Since 2021, regulatory authorities have reshaped the development positioning and business structure of retirement insurance companies, guiding them to return to their core business of retirement and focus on the development and innovation of long-term retirement financial products.

On January 16, 2024, the Insurance Bureau of the China Banking and Insurance Regulatory Commission issued a document stating that in accordance with the "Interim Measures for the Supervision and Administration of Retirement Insurance Companies", it will promote the reconstruction of the positioning of retirement insurance companies, the return of main business, orderly promote business structure adjustments, and achieve smooth organizational and team transitions.

In fact, Xinhua Retirement also has a certain focus on business transformation.

At the annual management work conference held at the beginning of the year, Xinhua Retirement President Yuan Chaojun stated that in 2024, Xinhua Retirement's management work will focus on the responsibility of the main business, expand and strengthen the development of enterprise pension, enrich the supply of three-pillar long-term retirement products, and investment lines will be operated and management closed according to regulations.
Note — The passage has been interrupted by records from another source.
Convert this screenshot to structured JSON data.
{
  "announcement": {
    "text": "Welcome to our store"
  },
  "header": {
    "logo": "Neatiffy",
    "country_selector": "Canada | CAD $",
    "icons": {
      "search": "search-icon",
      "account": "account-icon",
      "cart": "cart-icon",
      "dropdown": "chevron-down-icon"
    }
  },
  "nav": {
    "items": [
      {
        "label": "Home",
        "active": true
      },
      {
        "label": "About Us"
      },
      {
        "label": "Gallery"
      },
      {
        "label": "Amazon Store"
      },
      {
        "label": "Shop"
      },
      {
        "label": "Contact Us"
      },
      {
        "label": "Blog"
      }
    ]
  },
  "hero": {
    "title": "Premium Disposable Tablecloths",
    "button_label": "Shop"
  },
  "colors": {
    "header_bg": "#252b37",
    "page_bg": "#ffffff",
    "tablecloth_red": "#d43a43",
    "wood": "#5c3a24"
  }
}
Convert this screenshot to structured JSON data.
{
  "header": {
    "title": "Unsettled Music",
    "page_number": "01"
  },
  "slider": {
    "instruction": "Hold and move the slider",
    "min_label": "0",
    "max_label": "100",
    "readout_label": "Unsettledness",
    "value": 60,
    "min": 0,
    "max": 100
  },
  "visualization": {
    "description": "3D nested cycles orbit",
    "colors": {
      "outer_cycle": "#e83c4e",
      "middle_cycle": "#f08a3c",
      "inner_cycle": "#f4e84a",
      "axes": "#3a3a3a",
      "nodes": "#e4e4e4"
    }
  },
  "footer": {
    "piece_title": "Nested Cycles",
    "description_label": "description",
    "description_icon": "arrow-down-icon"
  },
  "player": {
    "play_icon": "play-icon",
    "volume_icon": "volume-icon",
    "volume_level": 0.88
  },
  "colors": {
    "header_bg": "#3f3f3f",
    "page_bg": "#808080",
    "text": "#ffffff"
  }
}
Recently, at the mid-year work conference, Xinhua Retirement President Yuan Chaojun emphasized that the annuity business is one of Xinhua Retirement's important revenue channels, and in the second half of the year, they will focus on achieving high-quality development of the annuity business through work such as team building, increment improvement, and institutional development.

According to Long Ge, deputy director of the Center for Innovation and Risk Management Research at the University of International Business and Economics, retirement insurance companies are currently mainly making business adjustments in two areas: first, developing the enterprise pension and occupational pension businesses of the second pillar; second, deepening the third pillar of retirement insurance, such as developing commercial pension business, individual pension business, innovative development of commercial retirement insurance products, and supporting diversified health and wellness services, etc.

"According to Zhou Jin, a partner in the financial management consulting department of PwC China, the transformation of retirement insurance companies should be determined based on the company's own conditions. Both operating pension businesses and insurance businesses have their own advantages and disadvantages.

"Now the development of annuity business has reached a bottleneck period dominated by stock maintenance, and it is unlikely to have significant breakthroughs in the short term, while the development space of retirement insurance business is large but also faces competition with other life insurance companies, and its professional advantages are not obvious," Zhou said.

As the new chairman takes office, it is worth looking forward to how Xinhua Retirement will give full play to the professional advantages of retirement insurance companies, explore innovative retirement insurance products and service models.

The translation is provided by third-party software.